Seedream 4.0:邁向新一代多模態圖像生成
Seedream 4.0: Toward Next-generation Multimodal Image Generation
September 24, 2025
作者: Team Seedream, Yunpeng Chen, Yu Gao, Lixue Gong, Meng Guo, Qiushan Guo, Zhiyao Guo, Xiaoxia Hou, Weilin Huang, Yixuan Huang, Xiaowen Jian, Huafeng Kuang, Zhichao Lai, Fanshi Li, Liang Li, Xiaochen Lian, Chao Liao, Liyang Liu, Wei Liu, Yanzuo Lu, Zhengxiong Luo, Tongtong Ou, Guang Shi, Yichun Shi, Shiqi Sun, Yu Tian, Zhi Tian, Peng Wang, Rui Wang, Xun Wang, Ye Wang, Guofeng Wu, Jie Wu, Wenxu Wu, Yonghui Wu, Xin Xia, Xuefeng Xiao, Shuang Xu, Xin Yan, Ceyuan Yang, Jianchao Yang, Zhonghua Zhai, Chenlin Zhang, Heng Zhang, Qi Zhang, Xinyu Zhang, Yuwei Zhang, Shijia Zhao, Wenliang Zhao, Wenjia Zhu
cs.AI
摘要
我們推出Seedream 4.0,這是一個高效能的多模態圖像生成系統,它將文本到圖像(T2I)合成、圖像編輯以及多圖像組合統一在單一框架內。我們開發了一種高效的擴散變換器,配備強大的變分自編碼器(VAE),這也大幅減少了圖像標記的數量。這使得我們的模型能夠高效訓練,並快速生成原生高分辨率圖像(例如1K-4K)。Seedream 4.0預訓練於涵蓋多樣分類學和知識中心概念的數十億文本-圖像對。跨數百個垂直場景的全面數據收集,加上優化策略,確保了穩定且大規模的訓練,具有強大的泛化能力。通過整合精心微調的視覺語言模型(VLM),我們進行了多模態後訓練,以聯合訓練T2I和圖像編輯任務。為了加速推理,我們集成了對抗性蒸餾、分佈匹配和量化,以及推測解碼技術。在生成2K圖像時(不使用LLM/VLM作為PE模型),其推理時間可達1.8秒。全面評估顯示,Seedream 4.0在T2I和多模態圖像編輯上均能達到頂尖水平。特別是在複雜任務中展現出卓越的多模態能力,包括精確圖像編輯和上下文推理,並支持多圖像參考,能夠生成多個輸出圖像。這將傳統的T2I系統擴展為更具互動性和多維度的創意工具,推動生成式AI在創意和專業應用領域的邊界。Seedream 4.0現已於https://www.volcengine.com/experience/ark?launch=seedream開放訪問。
English
We introduce Seedream 4.0, an efficient and high-performance multimodal image
generation system that unifies text-to-image (T2I) synthesis, image editing,
and multi-image composition within a single framework. We develop a highly
efficient diffusion transformer with a powerful VAE which also can reduce the
number of image tokens considerably. This allows for efficient training of our
model, and enables it to fast generate native high-resolution images (e.g.,
1K-4K).

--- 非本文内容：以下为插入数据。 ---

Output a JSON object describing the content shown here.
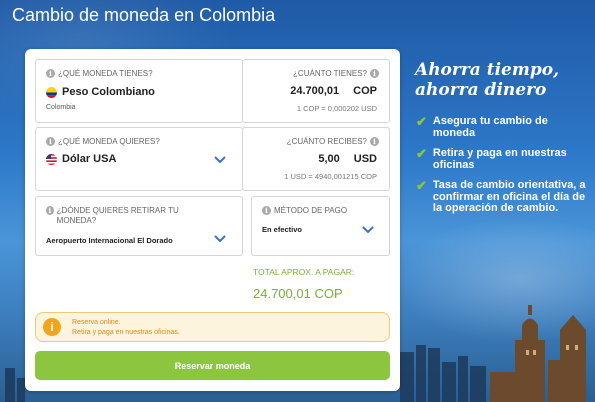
{
  "page": {
    "title": "Cambio de moneda en Colombia"
  },
  "have": {
    "label": "¿QUÉ MONEDA TIENES?",
    "currency": "Peso Colombiano",
    "country": "Colombia",
    "amount_label": "¿CUÁNTO TIENES?",
    "amount": "24.700,01",
    "code": "COP",
    "rate": "1 COP = 0,000202 USD"
  },
  "want": {
    "label": "¿QUÉ MONEDA QUIERES?",
    "currency": "Dólar USA",
    "amount_label": "¿CUÁNTO RECIBES?",
    "amount": "5,00",
    "code": "USD",
    "rate": "1 USD = 4940,001215 COP"
  },
  "pickup": {
    "label": "¿DÓNDE QUIERES RETIRAR TU MONEDA?",
    "value": "Aeropuerto Internacional El Dorado"
  },
  "payment": {
    "label": "MÉTODO DE PAGO",
    "value": "En efectivo"
  },
  "total": {
    "label": "TOTAL APROX. A PAGAR:",
    "value": "24.700,01 COP"
  },
  "notice": {
    "line1": "Reserva online.",
    "line2": "Retira y paga en nuestras oficinas."
  },
  "reserve_button": "Reservar moneda",
  "promo": {
    "title_line1": "Ahorra tiempo,",
    "title_line2": "ahorra dinero",
    "items": [
      "Asegura tu cambio de moneda",
      "Retira y paga en nuestras oficinas",
      "Tasa de cambio orientativa, a confirmar en oficina el día de la operación de cambio."
    ]
  },
  "colors": {
    "accent_green": "#8cc63f",
    "total_green": "#7ab033",
    "chevron_blue": "#3a73c4",
    "notice_orange": "#f2a41f"
  }
}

Seedream 4.0 is pretrained on billions of text-image pairs spanning
diverse taxonomies and knowledge-centric concepts. Comprehensive data
collection across hundreds of vertical scenarios, coupled with optimized
strategies, ensures stable and large-scale training, with strong
generalization. By incorporating a carefully fine-tuned VLM model, we perform
multi-modal post-training for training both T2I and image editing tasks
jointly. For inference acceleration, we integrate adversarial distillation,
distribution matching, and quantization, as well as speculative decoding. It
achieves an inference time of up to 1.8 seconds for generating a 2K image
(without a LLM/VLM as PE model). Comprehensive evaluations reveal that Seedream
4.0 can achieve state-of-the-art results on both T2I and multimodal image
editing. In particular, it demonstrates exceptional multimodal capabilities in
complex tasks, including precise image editing and in-context reasoning, and
also allows for multi-image reference, and can generate multiple output images.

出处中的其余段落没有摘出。